Law Reports: Balancing open justice with fair trial: Regina v Central Criminal Court, ex parte The Telegraph plc and others - Court of Appeal (Criminal Division) (Lord Taylor of Gosforth, Lord Chief Justice, Mr Justice Auld and Mr Justice Curtis), 12 March 1993.
The Court of Appeal gave reasons for varying, on 26 January 1993, an order made by Judge Mitchell QC in the Central Criminal Court on 15 January, postponing publication of parts of the trial of 11 defendants for various offences concerning the importation, manufacture and supply of pounds 7m worth of the Class A drug known as Ecstasy.
The order was varied on an application under section 159(1) of the Criminal Justice Act 1988. Five of the applicants, including The Telegraph plc, Newspaper Publishing plc, British Broadcasting Corporation, and two defendants, Thomas Slater and one simply identified as 'H', complained that the judge's order was too wide and should be narrowed. The other three applicants, defendants 'C', 'M' and 'P', sought to further widen the judge's order.
Under section 4(2) of the 1981 Act, 'the court may, where it appears to be necessary for avoiding a substantial risk of prejudice to the administration of justice in . . . proceedings pending or imminent, order that the publication of any report of . . . any part of the proceedings, be postponed for such period as the court thinks necessary for that purpose.'
The judge considered a single trial of all 11 defendants would be too onerous for a jury. He split the trial into three, and made an order postponing, until after the last trial, any report of: (1) legal submissions, rulings and evidence given in the jury's absence; (2) the names of the four defendants (C, H, M and P) to be tried later, and any material calculated to identify them; (3) the name of the principal Crown witness, and any material calculated to identify him; (4) counsel's closing speeches, the summing-up and any questions by the jury thereafter.

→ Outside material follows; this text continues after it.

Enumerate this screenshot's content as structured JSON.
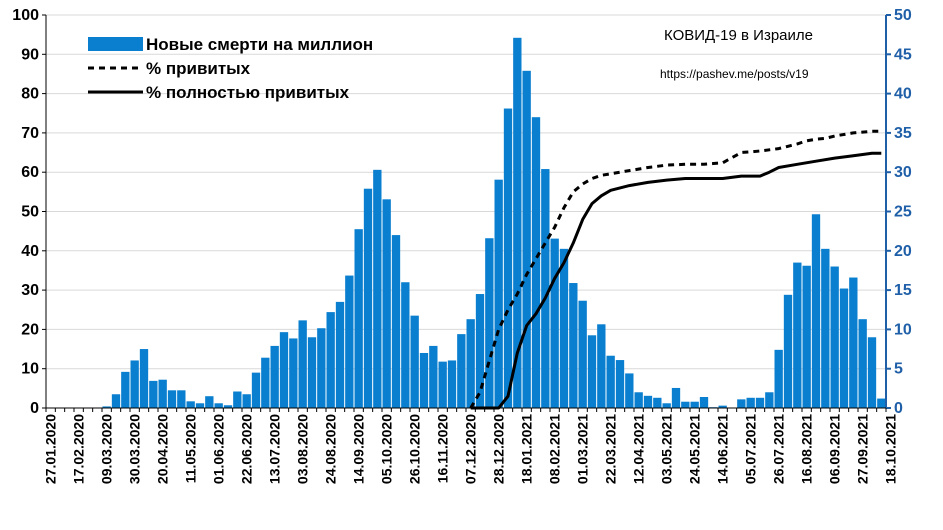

The Court of Appeal deleted restrictions (1), (3) and (4), but indicated as to (1) that the judge should consider any such question as it arose.
Charles Gray QC and Richard Parkes (Simon Olswang & Co) for the Telegraph, Newspaper Publishing and the BBC; Ronald Thwaites QC and Ian Bourne (Goldkorns) for Slater; David Bate (Booth Bennett, Uxbridge) for C; Rudi Fortson (McGrath & Co) for H; Wendy Joseph and Peter Grieves-Smith (Russell Jones & Walker) for M; M G A Massih and Brian O'Neill (Christian Fisher & Co) for P; Andrew Mitchell (CPS) for the Crown.
LORD TAYLOR LCJ, giving the court's reserved reasons, said section 4(2) contained two requirements for the making of a postponement order: first, that publication would create 'a substantial risk of prejudice to the administration of justice'; and second, that postponement of publication 'appears to be necessary for avoiding' that risk.
It was said there was a third requirement, imported from the word 'may' at the beginning of the subsection, namely that the court, in the exercise of its discretion, having regard to the competing interests of ensuring a fair trial and of open justice, considered it appropriate to make an order.
But this discretion was already catered for by the second requirement. In deciding if it was necessary to make the order to avoid a risk of prejudice, the court would inevitably have regard to the competing public considerations of ensuring a fair trial and of open justice.
As to the first requirement, it should be noted that the risk of prejudice must be 'substantial'. The second requirement, the necessity for an order, was a statutory recognition of the principle of open justice.
The judge failed to keep distinct the two main requirements of section 4(2). Having found there would be substantial risk of prejudice, he should have gone on to consider if it was 'necessary' to make an order. Instead, he considered how, but not whether, the risk should be dealt with by an order.